There are many untapped opportunities for hospital pharmacies to boost their bottom lines, including expanding their services and capturing more reimbursements, according to Mary Baxter, RPh, vice president and national practice leader for Cardinal Health’s Innovation Delivery Solutions business.
There are many untapped opportunities for hospital pharmacies to boost their bottom lines, including expanding their services and capturing more reimbursements, according to Mary Baxter, RPh, vice president and national practice leader for Cardinal Health’s Innovation Delivery Solutions business.
Establishing or expanding hospitals’ outpatient pharmacies is one of the best ways to achieve meaningful growth, Baxter recently wrote in Cardinal’s Essential Insights blog. This is particularly essential since medication nonadherence is a leading cause of hospital readmissions.
“With new penalties for hospital readmissions, it's more important than ever that hospitals leverage outpatient pharmacies to help increase the likelihood that patients understand and adhere to their medications. An outpatient pharmacy can provide discharge medications to patients, provide an added convenience that drives patient satisfaction, help answer patient questions, and monitor compliance post-discharge,” Baxter wrote.
Michael Doucette, vice president of operations for the Riverside Health System, agreed that hospitals should provide outpatient pharmacies. "Having the pharmacy in-house means we can reliably direct people to generic drugs and other lower-cost alternatives, saving money in our health plan outlays," Doucette said in the blog post.
In addition, hospital pharmacies must capture all available reimbursement dollars by helping their hospitals improve patient care. For example, IASIS Healthcare implemented a computerized physician order entry system (CPOE) that communicated directly and electronically to the hospital pharmacy to improve medication management. The CPOE also helped the health system meet the government’s Meaningful Use Attainment criteria.
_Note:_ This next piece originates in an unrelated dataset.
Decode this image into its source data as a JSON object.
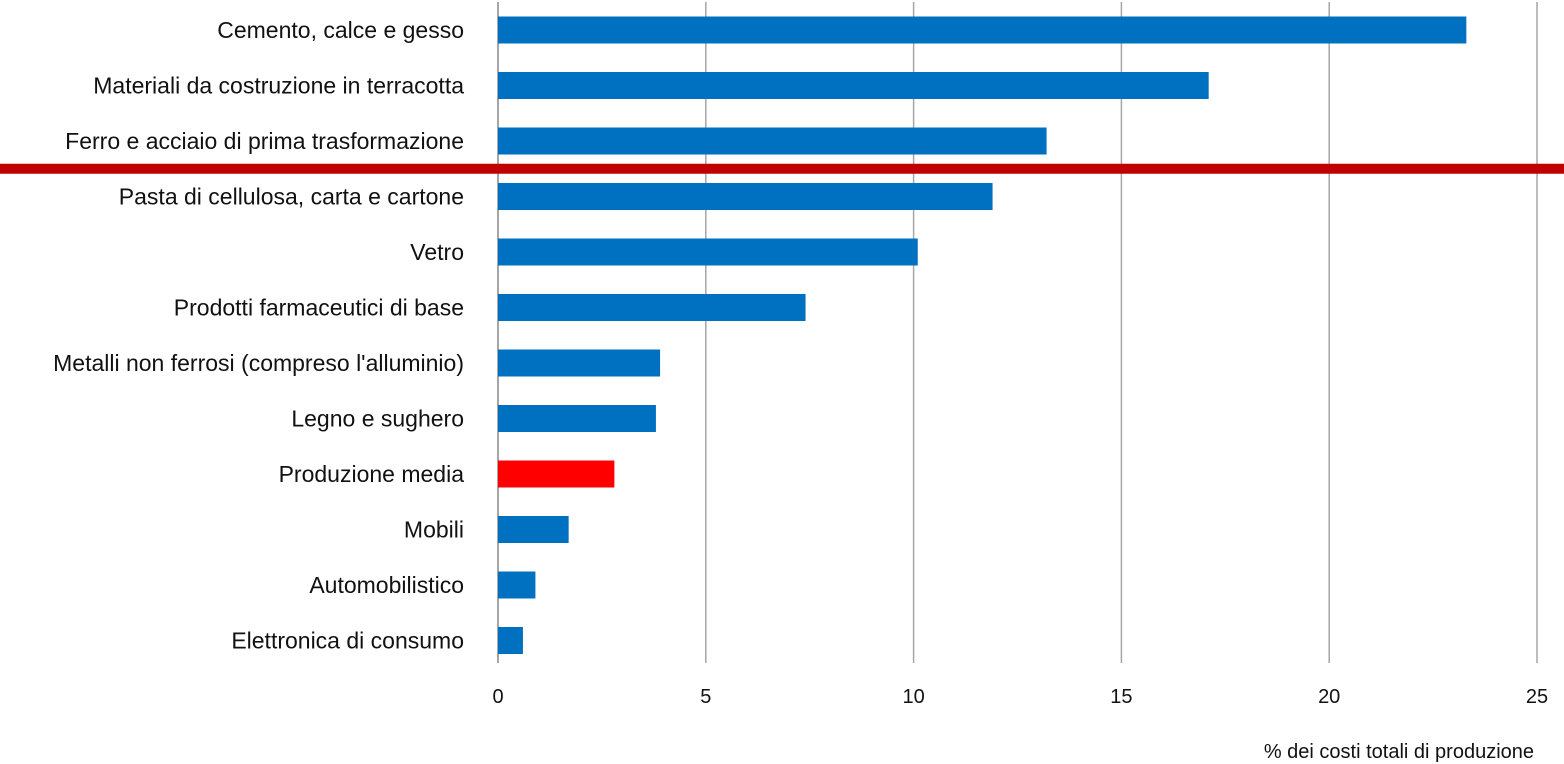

With consultation from Cardinal Health, IASIS Healthcare deployed electronic health records to successfully qualify for $32.2 million in incentive payments from Medicare in 2011-2012, plus $5.4 million in the first quarter of 2013.
"The ability to communicate the prescription electronically to the pharmacist, have it reviewed, have it show up in the electronic medical record, and have the discharge medications rectified - all that is part of Meaningful Use," said Tedd Adair, vice president of clinical operations for IASIS Healthcare, which operates 16 acute care hospitals and other facilities in seven states, in the blog.